Prompt flows for Amazon Bedrock - Amazon Bedrock

Prompt flows for Amazon Bedrock

Note

Prompt flows is in preview and is subject to change.

Prompt flows for Amazon Bedrock offers the ability for you to use supported foundation models (FMs) to build workflows by linking prompts, foundational models, and other AWS services to create end-to-end solutions.

With prompt flows, you can quickly build complex generative AI workflows using a visual builder, easily integrate with Amazon Bedrock offerings such as FMs, knowledge bases, and other AWS services such as AWS Lambda by transferring data between them, and deploying immutable workflows to move from testing to production in few clicks.

To see quotas for prompt flows, see Prompt flows quotas.

The following are some example tasks that you can build a prompt flow for in Amazon Bedrock:

  • Create and send an email invite – Create a prompt flow connecting a prompt node, knowledge base node, and Lambda function node.
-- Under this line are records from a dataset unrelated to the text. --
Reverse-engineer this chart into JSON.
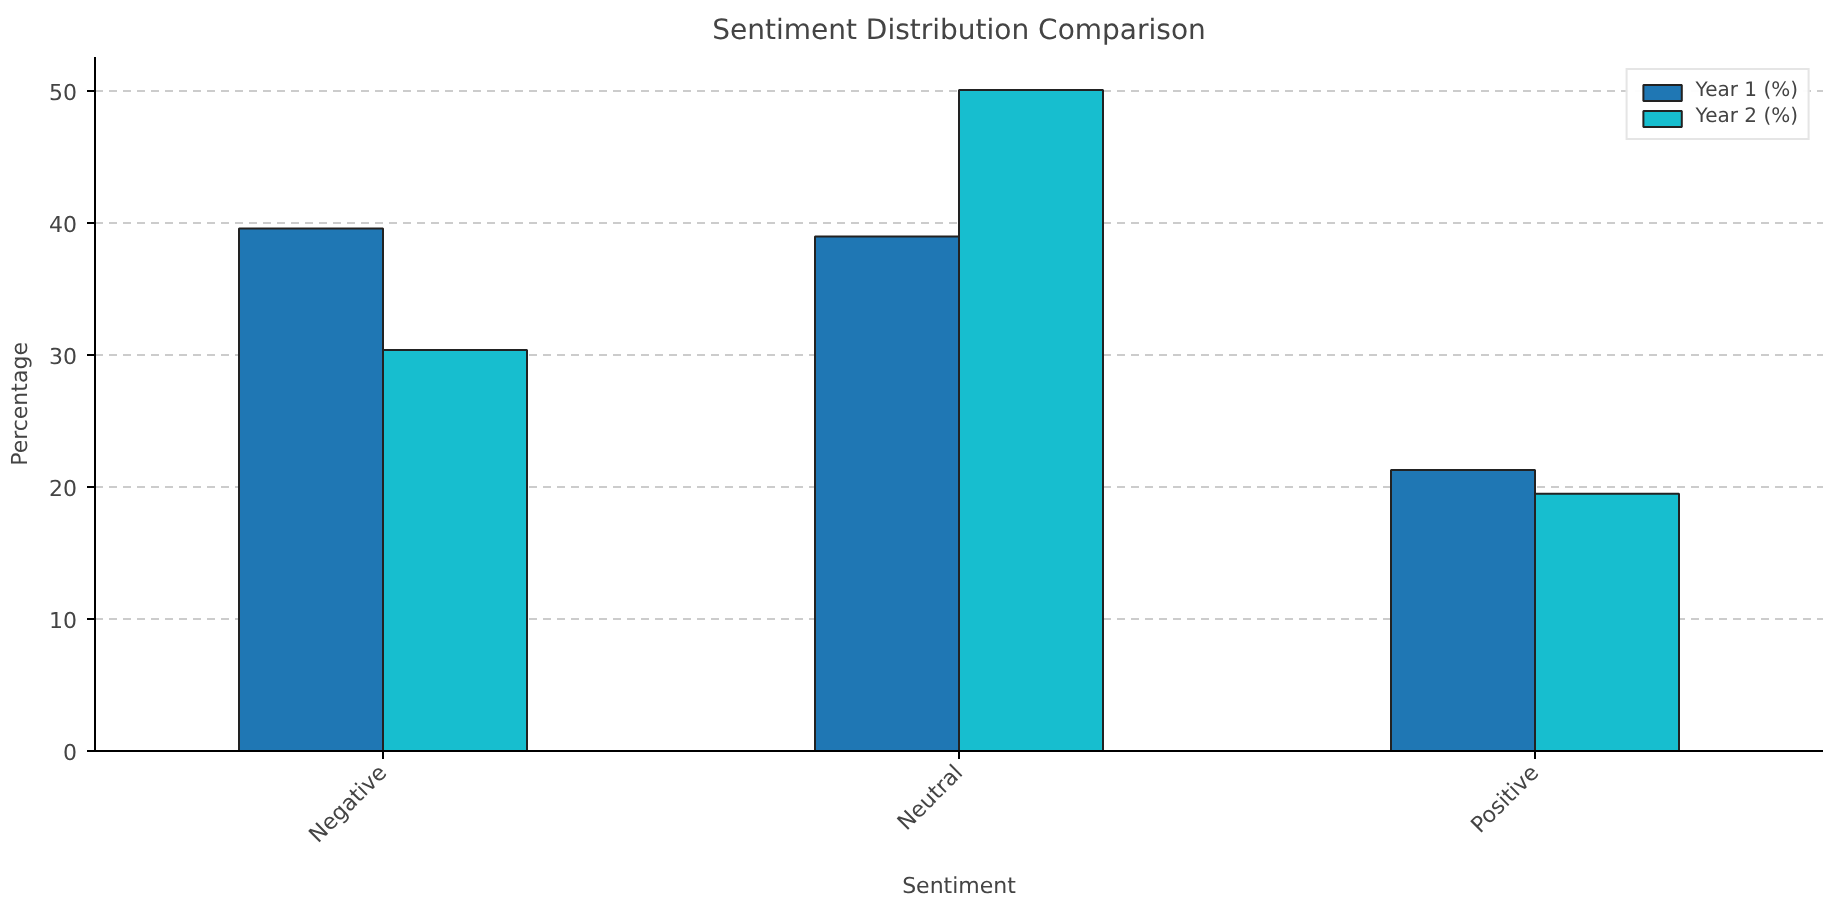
{
  "chart_data": {
    "type": "bar",
    "title": "Sentiment Distribution Comparison",
    "xlabel": "Sentiment",
    "ylabel": "Percentage",
    "categories": [
      "Negative",
      "Neutral",
      "Positive"
    ],
    "series": [
      {
        "name": "Year 1 (%)",
        "color": "#1f77b4",
        "values": [
          39.6,
          39.0,
          21.3
        ]
      },
      {
        "name": "Year 2 (%)",
        "color": "#17becf",
        "values": [
          30.4,
          50.1,
          19.5
        ]
      }
    ],
    "ylim": [
      0,
      52.6
    ],
    "yticks": [
      0,
      10,
      20,
      30,
      40,
      50
    ],
    "grid": "y",
    "legend": "top right"
  }
}
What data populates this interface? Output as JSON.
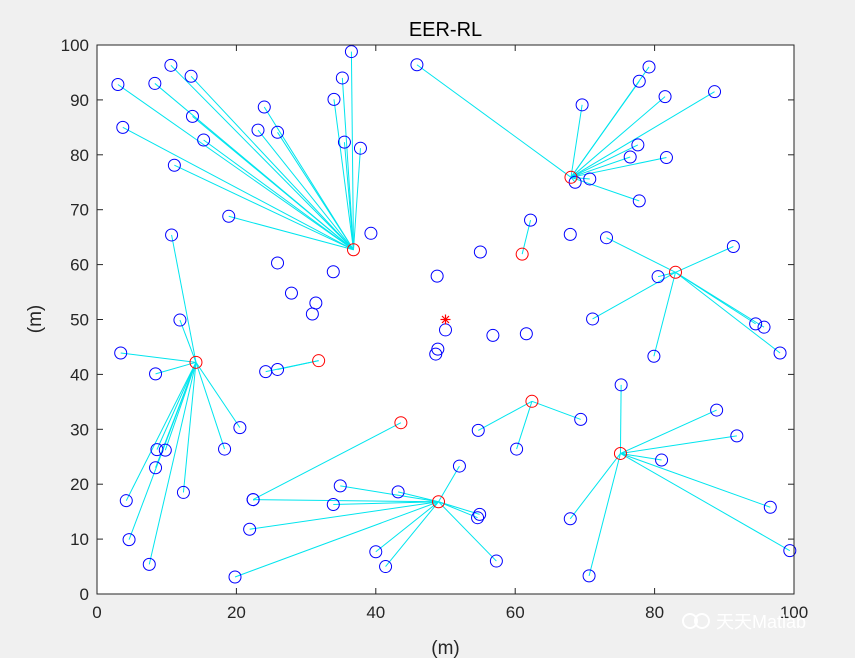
{
  "chart_data": {
    "type": "scatter",
    "title": "EER-RL",
    "xlabel": "(m)",
    "ylabel": "(m)",
    "xlim": [
      0,
      100
    ],
    "ylim": [
      0,
      100
    ],
    "xticks": [
      0,
      20,
      40,
      60,
      80,
      100
    ],
    "yticks": [
      0,
      10,
      20,
      30,
      40,
      50,
      60,
      70,
      80,
      90,
      100
    ],
    "grid": false,
    "marker_color": "#0000ff",
    "cluster_head_color": "#ff0000",
    "link_color": "#00e5ee",
    "sink": {
      "x": 50,
      "y": 50,
      "marker": "star"
    },
    "cluster_heads": [
      {
        "x": 36.8,
        "y": 62.7,
        "members": [
          [
            36.5,
            98.8
          ],
          [
            35.2,
            94.0
          ],
          [
            34.0,
            90.1
          ],
          [
            35.5,
            82.3
          ],
          [
            37.8,
            81.2
          ],
          [
            13.5,
            94.3
          ],
          [
            10.6,
            96.3
          ],
          [
            8.3,
            93.0
          ],
          [
            3.0,
            92.8
          ],
          [
            3.7,
            85.0
          ],
          [
            13.7,
            87.0
          ],
          [
            15.3,
            82.7
          ],
          [
            24.0,
            88.7
          ],
          [
            25.9,
            84.1
          ],
          [
            23.1,
            84.5
          ],
          [
            11.1,
            78.1
          ],
          [
            18.9,
            68.8
          ]
        ]
      },
      {
        "x": 68.0,
        "y": 75.9,
        "members": [
          [
            45.9,
            96.4
          ],
          [
            69.6,
            89.1
          ],
          [
            77.8,
            93.4
          ],
          [
            79.2,
            96.0
          ],
          [
            81.5,
            90.6
          ],
          [
            88.6,
            91.5
          ],
          [
            77.6,
            81.8
          ],
          [
            76.5,
            79.6
          ],
          [
            81.7,
            79.5
          ],
          [
            77.8,
            71.6
          ],
          [
            68.6,
            75.0
          ],
          [
            70.7,
            75.6
          ]
        ]
      },
      {
        "x": 83.0,
        "y": 58.6,
        "members": [
          [
            73.1,
            64.9
          ],
          [
            91.3,
            63.3
          ],
          [
            80.5,
            57.8
          ],
          [
            71.1,
            50.1
          ],
          [
            79.9,
            43.3
          ],
          [
            94.5,
            49.2
          ],
          [
            95.7,
            48.6
          ],
          [
            98.0,
            43.9
          ]
        ]
      },
      {
        "x": 14.2,
        "y": 42.2,
        "members": [
          [
            10.7,
            65.4
          ],
          [
            11.9,
            49.9
          ],
          [
            3.4,
            43.9
          ],
          [
            8.4,
            40.1
          ],
          [
            18.3,
            26.4
          ],
          [
            20.5,
            30.3
          ],
          [
            8.6,
            26.3
          ],
          [
            9.8,
            26.2
          ],
          [
            8.4,
            23.0
          ],
          [
            12.4,
            18.5
          ],
          [
            4.2,
            17.0
          ],
          [
            4.6,
            9.9
          ],
          [
            7.5,
            5.4
          ]
        ]
      },
      {
        "x": 31.8,
        "y": 42.5,
        "members": [
          [
            24.2,
            40.5
          ],
          [
            25.9,
            40.9
          ]
        ]
      },
      {
        "x": 61.0,
        "y": 61.9,
        "members": [
          [
            62.2,
            68.1
          ]
        ]
      },
      {
        "x": 62.4,
        "y": 35.1,
        "members": [
          [
            54.7,
            29.8
          ],
          [
            60.2,
            26.4
          ],
          [
            69.4,
            31.8
          ]
        ]
      },
      {
        "x": 75.1,
        "y": 25.6,
        "members": [
          [
            75.2,
            38.1
          ],
          [
            88.9,
            33.5
          ],
          [
            91.8,
            28.8
          ],
          [
            81.0,
            24.4
          ],
          [
            96.6,
            15.8
          ],
          [
            99.4,
            7.9
          ],
          [
            67.9,
            13.7
          ],
          [
            70.6,
            3.3
          ]
        ]
      },
      {
        "x": 49.0,
        "y": 16.8,
        "members": [
          [
            52.0,
            23.3
          ],
          [
            43.2,
            18.6
          ],
          [
            34.9,
            19.7
          ],
          [
            33.9,
            16.3
          ],
          [
            22.4,
            17.2
          ],
          [
            21.9,
            11.8
          ],
          [
            54.9,
            14.5
          ],
          [
            54.6,
            13.9
          ],
          [
            57.3,
            6.0
          ],
          [
            40.0,
            7.7
          ],
          [
            41.4,
            5.0
          ],
          [
            19.8,
            3.1
          ]
        ]
      },
      {
        "x": 43.6,
        "y": 31.2,
        "members": [
          [
            22.4,
            17.2
          ]
        ]
      }
    ],
    "unclustered_nodes": [
      [
        39.3,
        65.7
      ],
      [
        25.9,
        60.3
      ],
      [
        33.9,
        58.7
      ],
      [
        31.4,
        53.0
      ],
      [
        30.9,
        51.0
      ],
      [
        27.9,
        54.8
      ],
      [
        48.8,
        57.9
      ],
      [
        55.0,
        62.3
      ],
      [
        67.9,
        65.5
      ],
      [
        50.0,
        48.1
      ],
      [
        48.9,
        44.6
      ],
      [
        48.6,
        43.7
      ],
      [
        56.8,
        47.1
      ],
      [
        61.6,
        47.4
      ]
    ]
  },
  "watermark": {
    "text": "天天Matlab",
    "icon": "wechat-channel-icon"
  }
}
Provide the following prompt to generate an email body: Send invite to John Smith’s extended team for in-person documentation read for an hour at 2PM EST next Tuesday. After processing the prompt, the prompt flow queries a knowledge base to look up the email addresses of John Smith's extended team, and then sends the input to a Lambda function to send the invite to all the team members in the list.

  • Troubleshoot using the error message and the ID of the resource that is causing the error – The prompt flow looks up the possible causes of the error from a documentation knowledge base, pulls system logs and other relevant information about the resource, and updates the faulty configurations and values for the resource.

  • Generate reports – Build a prompt flow to generate metrics for top products. The prompt flow looks for the sales metrics in a database, aggregates the metrics, generates a summary report for top product purchases, and publishes the report on the specified portal.

  • Ingest data from a specified dataset – Provide a prompt such as the following: Start ingesting new datasets added after 3/31 and report failures. The prompt flow starts preparing data for ingestion and keeps reporting on the status. After the data preparation is complete, the prompt flow starts the ingestion process filtering the failed data. After data ingestion is complete, the prompt flow summarizes the failures and publishes a failure report.

Flows for Amazon Bedrock makes it easy for you link foundation models (FMs), prompts, and other AWS services to quickly create, test, and run your prompt flows. You can manage prompt flows using the visual builder in the Amazon Bedrock console or through the APIs.

The general steps for creating, testing, and deploying a prompt flow are as follows:

Create the prompt flow:
  1. Specify a prompt flow name, description, and appropriate IAM permissions.

  2. Design your prompt flow by deciding the nodes you want to use.

  3. Create or define all the resources you require for each node. For example, if you are planning to use an AWS Lambda function, define the functions you need for the node to complete its task.

  4. Add nodes to your prompt flow, configure them, and create connections between the nodes by linking the output of a node to the input of another node in the prompt flow.

Test the prompt flow:
  1. Prepare the prompt flow, so that the latest changes apply to the working draft of the prompt flow, a version of the prompt flow that you can use to iteratively test and update your prompt flow

  2. Test the prompt flow by invoking it with sample inputs to see the outputs it yields.

  3. When you're satisfied with a prompt flow's configuration, you can create a snapshot of it by publishing a version. The version preserves prompt flow definition as it exists at the time of the creation. Versions are immutable because they act as a snapshot of the prompt flow at the time it was created.

Deploy the prompt flow
  1. Create an alias that points to the version of your prompt flow that you want to use in your application.

  2. Set up your application to make InvokeFlow requests to the alias. If you need to revert to an older version or upgrade to a newer one, you can change the routing configuration of the alias.